Quando estamos num prolongado período de jejum todo este processo se redireciona para o lado oposto: as reservas materializadas e guardadas se tornam fluidas, circulam por nosso sangue e vão se tornando a fonte de energia para a vida. Aqui podemos falar do processo do ‘fogo’.

Neste sentido, podemos formar a imagem de que o jejum significa para o nosso corpo a transição da ‘terra’, o elemento mais denso, para o ‘fogo’ o mais sutil. Talvez os antigos, mesmo sem conhecer muito do que a ciência e a biologia nos ensinam hoje, tinham por meio da intuição um conhecimento destes processos.

Se nos direcionamos para a Terra, nos envolvemos cada vez mais com as forças e com as leis que regem o mundo físico. Quando almejamos alcançar os Céus, temos que nos orientar na direção oposta e buscar nos compenetrar com o calor e o fogo do Espírito. Fica assim evidente, a partir desta abordagem, o princípio desta antiga prática religiosa: Jejuar significava se elevar da Terra ao espiritual! Também no judaísmo a prática do jejum era conhecida e muito respeitada. O que o cristianismo acrescenta a tudo isto?

“…quando jejuardes, não vos mostreis contristados como os hipócritas; porque desfiguram os seus rostos, para que aos homens pareça que jejuam.(…) Tu, porém, quando jejuares, unge a tua cabeça, e lava o teu rosto, para não pareceres aos homens que jejuas…”

Cristo coloca a ênfase na atitude interna. Não faz sentido jejuar a partir da sensação de que se suporta um pesado jugo; pior ainda, seria fazer disto uma manifestação exterior, para chamar a atenção dos demais. “Lavar o rosto e ungir a cabeça” eram maneiras de expressar bem-estar interior e alegria. A prática do jejum não significava uma meta em si, mas uma maneira de se ‘soltar’ um pouco do peso terreno e se elevar interiormente ao fogo Espírito. Isto deveria trazer bem-estar e alegria ao ser humano, do contrário a prática se esvazia de sentido religioso.

Na atualidade, contudo, o jejum deixou de ser para a grande maioria uma prática para o desenvolvimento interior como o foi no passado. Estão mais em voga, hoje, práticas dietéticas com finalidades terapêuticas, nutricionais ou até mesmo estéticas. Entretanto, mesmo na modernidade, estamos sujeitos a situações em que nos vemos privados de algo que nos é importante.
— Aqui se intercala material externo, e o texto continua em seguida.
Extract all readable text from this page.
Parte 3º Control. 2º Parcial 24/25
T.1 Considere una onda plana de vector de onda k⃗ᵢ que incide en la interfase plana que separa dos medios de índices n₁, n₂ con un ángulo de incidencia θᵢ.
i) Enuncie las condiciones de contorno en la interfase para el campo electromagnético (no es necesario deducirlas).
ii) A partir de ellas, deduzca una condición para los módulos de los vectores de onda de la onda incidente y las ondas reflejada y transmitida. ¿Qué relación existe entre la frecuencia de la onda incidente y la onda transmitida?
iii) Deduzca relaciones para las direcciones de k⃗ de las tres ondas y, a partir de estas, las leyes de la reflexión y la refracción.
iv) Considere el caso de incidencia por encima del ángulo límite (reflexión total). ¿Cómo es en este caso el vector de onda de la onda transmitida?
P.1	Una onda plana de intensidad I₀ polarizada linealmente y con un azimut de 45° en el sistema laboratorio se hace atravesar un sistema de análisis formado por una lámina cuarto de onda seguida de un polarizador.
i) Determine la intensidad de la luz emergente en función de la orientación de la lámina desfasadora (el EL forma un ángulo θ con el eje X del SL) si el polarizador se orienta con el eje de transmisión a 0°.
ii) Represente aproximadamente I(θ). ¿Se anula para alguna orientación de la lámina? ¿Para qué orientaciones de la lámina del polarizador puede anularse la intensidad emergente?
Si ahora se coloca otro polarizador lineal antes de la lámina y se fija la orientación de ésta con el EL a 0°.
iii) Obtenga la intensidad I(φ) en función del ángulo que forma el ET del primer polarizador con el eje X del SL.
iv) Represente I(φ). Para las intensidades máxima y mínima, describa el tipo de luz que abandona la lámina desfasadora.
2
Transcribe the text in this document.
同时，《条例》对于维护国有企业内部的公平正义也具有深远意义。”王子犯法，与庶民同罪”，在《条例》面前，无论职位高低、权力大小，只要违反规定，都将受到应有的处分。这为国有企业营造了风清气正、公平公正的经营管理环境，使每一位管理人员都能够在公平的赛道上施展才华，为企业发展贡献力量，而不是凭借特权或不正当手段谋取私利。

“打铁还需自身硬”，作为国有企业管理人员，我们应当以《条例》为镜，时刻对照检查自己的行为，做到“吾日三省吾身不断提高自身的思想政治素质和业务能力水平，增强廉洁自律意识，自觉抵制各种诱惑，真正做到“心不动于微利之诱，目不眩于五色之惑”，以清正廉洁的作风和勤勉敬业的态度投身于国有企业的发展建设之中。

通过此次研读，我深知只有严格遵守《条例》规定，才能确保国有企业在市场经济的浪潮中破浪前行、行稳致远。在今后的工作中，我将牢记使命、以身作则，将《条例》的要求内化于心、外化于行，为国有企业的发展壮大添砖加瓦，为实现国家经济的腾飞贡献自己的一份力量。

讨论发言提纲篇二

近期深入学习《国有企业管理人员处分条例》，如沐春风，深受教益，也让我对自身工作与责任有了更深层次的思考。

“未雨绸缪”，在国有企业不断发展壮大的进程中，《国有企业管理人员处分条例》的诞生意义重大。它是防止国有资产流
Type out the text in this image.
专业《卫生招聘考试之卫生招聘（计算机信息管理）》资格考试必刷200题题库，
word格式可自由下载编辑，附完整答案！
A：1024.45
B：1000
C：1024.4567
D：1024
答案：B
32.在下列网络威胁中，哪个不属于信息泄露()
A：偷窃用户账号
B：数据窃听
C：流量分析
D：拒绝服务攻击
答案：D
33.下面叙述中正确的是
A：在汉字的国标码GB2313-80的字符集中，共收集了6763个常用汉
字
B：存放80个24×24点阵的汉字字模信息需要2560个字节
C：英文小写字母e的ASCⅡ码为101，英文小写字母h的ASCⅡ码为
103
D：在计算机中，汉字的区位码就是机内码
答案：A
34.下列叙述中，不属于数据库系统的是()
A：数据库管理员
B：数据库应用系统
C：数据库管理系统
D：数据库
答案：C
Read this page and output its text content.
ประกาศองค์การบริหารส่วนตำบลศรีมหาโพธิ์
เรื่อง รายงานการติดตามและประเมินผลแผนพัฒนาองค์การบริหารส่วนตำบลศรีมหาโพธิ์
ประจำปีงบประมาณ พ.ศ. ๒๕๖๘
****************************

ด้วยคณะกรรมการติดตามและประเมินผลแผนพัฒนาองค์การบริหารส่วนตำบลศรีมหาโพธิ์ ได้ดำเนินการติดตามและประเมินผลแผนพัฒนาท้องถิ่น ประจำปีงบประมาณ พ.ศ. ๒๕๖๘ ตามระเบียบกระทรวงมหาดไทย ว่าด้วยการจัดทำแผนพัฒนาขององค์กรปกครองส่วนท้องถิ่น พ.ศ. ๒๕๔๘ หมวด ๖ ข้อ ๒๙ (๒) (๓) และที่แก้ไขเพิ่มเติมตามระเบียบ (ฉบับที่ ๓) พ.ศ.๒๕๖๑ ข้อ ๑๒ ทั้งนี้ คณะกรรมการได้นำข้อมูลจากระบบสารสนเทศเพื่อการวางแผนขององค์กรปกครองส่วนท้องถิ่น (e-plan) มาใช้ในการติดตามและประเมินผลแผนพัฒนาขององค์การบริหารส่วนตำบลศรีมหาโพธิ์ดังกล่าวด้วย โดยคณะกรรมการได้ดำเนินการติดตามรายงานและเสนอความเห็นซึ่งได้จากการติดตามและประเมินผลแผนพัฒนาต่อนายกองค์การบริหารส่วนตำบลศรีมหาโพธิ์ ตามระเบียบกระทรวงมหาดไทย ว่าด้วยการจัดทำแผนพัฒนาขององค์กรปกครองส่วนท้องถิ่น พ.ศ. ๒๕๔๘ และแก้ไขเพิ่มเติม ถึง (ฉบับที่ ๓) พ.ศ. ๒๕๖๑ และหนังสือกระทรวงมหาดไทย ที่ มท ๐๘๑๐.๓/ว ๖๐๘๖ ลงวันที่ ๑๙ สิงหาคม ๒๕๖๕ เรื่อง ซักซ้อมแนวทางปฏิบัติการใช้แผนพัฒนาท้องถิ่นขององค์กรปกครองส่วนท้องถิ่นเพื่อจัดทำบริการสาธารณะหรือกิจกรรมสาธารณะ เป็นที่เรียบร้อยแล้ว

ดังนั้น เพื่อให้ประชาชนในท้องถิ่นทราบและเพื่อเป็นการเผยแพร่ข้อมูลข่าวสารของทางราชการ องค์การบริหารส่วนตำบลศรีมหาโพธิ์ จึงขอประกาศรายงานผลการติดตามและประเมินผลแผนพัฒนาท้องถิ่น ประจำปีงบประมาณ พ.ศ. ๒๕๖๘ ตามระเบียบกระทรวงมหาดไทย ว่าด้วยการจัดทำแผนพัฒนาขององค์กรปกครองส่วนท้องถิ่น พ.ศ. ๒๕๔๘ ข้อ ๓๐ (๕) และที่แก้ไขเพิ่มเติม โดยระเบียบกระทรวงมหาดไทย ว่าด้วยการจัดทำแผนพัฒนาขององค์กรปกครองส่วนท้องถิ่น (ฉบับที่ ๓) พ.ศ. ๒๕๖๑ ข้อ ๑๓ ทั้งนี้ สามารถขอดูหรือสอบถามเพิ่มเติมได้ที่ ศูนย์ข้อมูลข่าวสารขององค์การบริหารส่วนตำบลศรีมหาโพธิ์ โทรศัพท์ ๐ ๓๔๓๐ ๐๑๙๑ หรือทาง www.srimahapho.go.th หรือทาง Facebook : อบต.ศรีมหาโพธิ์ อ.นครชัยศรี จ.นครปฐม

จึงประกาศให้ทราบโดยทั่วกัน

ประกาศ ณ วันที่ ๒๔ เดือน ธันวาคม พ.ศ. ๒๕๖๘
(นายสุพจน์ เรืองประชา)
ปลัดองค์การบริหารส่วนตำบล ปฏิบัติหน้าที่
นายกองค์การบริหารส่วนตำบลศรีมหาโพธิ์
Podemos em tais situações falar num sentido figurado de um ‘jejum’. A inesperada virada mundial que se espalhou pela humanidade trouxe consigo inúmeros destas privações. Houve ‘jejuns’ nas relações e contatos entre as pessoas, que tiveram que se manter mais isoladas umas das outras, ‘jejuns’ nas atividades de lazer e ao ar livre para manter-se em casa durante a quarentena, ‘jejuns’ para crianças, jovens e tantos outros alunos e estudantes, que tiveram que se privar das aulas presenciais e do convívio com colegas e professores, entre outras tantas situações. Também foi necessário cumprir um ‘jejum’ em relação à participação nos cultos. Muitos sentiram profundamente esta privação. Aqui cabe também uma reflexão. Todo este período em que não foi possível celebrar o Ato de Consagração do Homem com a presença da comunidade deve ser visto como uma tragédia ou uma grande perda? Ou, o quanto esta privação exterior foi um impulso para mobilizar reservas adormecidas do fogo interior na tentativa de buscar uma íntima conexão com o Espírito?

Aos poucos o Ato de Consagração do Homem retornará a ser celebrado com a presença da comunidade. Almejemos do fundo do coração que este retorno após o prolongado ‘jejum’ nos encontre de ‘rosto lavado e cabeça ungida’ co-celebrando diante do altar de Cristo.